Digital Transformation: Going Beyond Automating Existing Processes

Rudy Rumohr

Digital transformation isn’t just about doing what IT has always done, only with better tools. It’s about leveraging the tools available now to go well beyond that, and to add significant value to your users’— and customers’—experience.

Backstory

The term “digital transformation” has been in the limelight before. It was hot in the late 1990s, and again in the mid-2000s. Back then, it really meant “digitization” or “going paperless.” And much of the world is still in the process of doing this.

It’s also been used by many, including technology vendors, to mean “keep up with the latest technology, and use it.” Nowadays, this is really just table stakes for survival as an IT professional or organization. And it’s easy to do without truly being transformative.

Transforming the Story

True digital transformation is disruptive. It busts open the existing ways of doing things, both inside and outside the organization. It aims to make the whole business dramatically more:

  • Agile—Able to follow new business opportunities in weeks instead of months
  • People-oriented—Highly social and highly collaborative within the organization
  • Customer-centric—Providing customers with many more opportunities to interact, personalize, and even enjoy their relationship to your business
  • Creative—Able to tap into imaginative and previously impossible new information- and service-driven revenue streams

Mobile devices, mobile payment, modern CRM, agile Web applications, and the like are the technologies that drive the customer-centric and creative. On the internal people-oriented side, increasingly pervasive collaboration tools let companies effectively manage distributed and remote workforces and truly break down the barriers to horizontal communication, while big data and machine learning allow aggregation of data across the enterprise and drawing actionable insights from it.

Your Digital Transformation

Digital transformation starts with the right mindset. It requires going beyond making existing processes slightly more efficient. It requires understanding your business architecture, and suggesting ways to apply technology to provide radically improved capabilities to your employees and customers.

Forming a think tank can be useful to dedicate time and mental space to brainstorming digital transformation initiatives, as well as forming agile teams to quickly do a proof-of-concept or pilot.  Bringing in fresh sets of eyes from your trusted vendors can also help. It may be necessary to create budget and bandwidth headroom by reducing the cost and management effort of your existing IT, for example, by streamlining your end-user computing strategy or doing a data center transformation.

Disruptive Tech Is Your Friend, Not Your Foe

The disruptive technologies that are available now make it more possible—and compelling—than ever to positively disrupt the way your company does business. Compelling enough, in fact, that your competitors are thinking about it—or already doing it—too. Think outside the cubicle, and seek out opportunities to do real digital transformation in your business.

Rudy Rumohr is a Sr.

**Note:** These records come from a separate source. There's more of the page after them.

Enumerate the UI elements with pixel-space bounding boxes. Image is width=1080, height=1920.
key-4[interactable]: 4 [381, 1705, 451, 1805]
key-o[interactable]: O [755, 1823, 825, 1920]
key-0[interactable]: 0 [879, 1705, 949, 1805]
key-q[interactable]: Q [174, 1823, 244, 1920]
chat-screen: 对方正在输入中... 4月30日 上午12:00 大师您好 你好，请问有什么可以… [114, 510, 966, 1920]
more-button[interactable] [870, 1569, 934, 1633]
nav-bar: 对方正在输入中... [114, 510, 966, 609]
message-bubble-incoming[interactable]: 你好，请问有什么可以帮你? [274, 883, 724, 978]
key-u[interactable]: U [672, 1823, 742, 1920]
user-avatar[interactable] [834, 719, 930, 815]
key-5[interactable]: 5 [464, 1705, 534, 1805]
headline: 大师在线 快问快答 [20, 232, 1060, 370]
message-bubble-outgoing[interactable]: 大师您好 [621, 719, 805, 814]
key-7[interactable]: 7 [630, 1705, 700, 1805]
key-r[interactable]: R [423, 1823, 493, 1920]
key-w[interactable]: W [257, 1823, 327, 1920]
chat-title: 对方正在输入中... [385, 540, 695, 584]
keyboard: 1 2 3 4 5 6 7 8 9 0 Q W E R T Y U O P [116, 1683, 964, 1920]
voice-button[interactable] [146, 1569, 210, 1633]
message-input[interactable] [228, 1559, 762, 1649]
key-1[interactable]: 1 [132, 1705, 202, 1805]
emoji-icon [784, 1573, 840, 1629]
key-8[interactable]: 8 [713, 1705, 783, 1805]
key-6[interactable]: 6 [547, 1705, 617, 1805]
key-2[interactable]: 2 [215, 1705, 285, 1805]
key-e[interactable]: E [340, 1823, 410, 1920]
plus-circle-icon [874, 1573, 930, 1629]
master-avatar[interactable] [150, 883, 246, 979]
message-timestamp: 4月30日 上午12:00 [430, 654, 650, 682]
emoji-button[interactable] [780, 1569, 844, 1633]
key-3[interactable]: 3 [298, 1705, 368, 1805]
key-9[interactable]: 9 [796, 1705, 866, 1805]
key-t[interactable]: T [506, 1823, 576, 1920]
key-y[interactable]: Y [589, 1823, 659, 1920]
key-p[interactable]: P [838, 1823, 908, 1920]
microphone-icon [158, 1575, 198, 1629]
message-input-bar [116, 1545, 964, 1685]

Systems Engineer at Connection with more than 32 years of experience in IT management; business continuity and disaster recovery; data center, systems, and storage design and management; virtualization; enterprise architecture; and pharmaceutical IT. He holds several professional certifications, such as Nutanix Platform Professional AOS5 (NPP5), VMware Certified Associate—Digital Business Transformation, TOGAF 9, and ITIL v3 Foundation. When he’s not sharing his IT expertise, Rudy enjoys making music: playing guitar, bass, drums, and singing.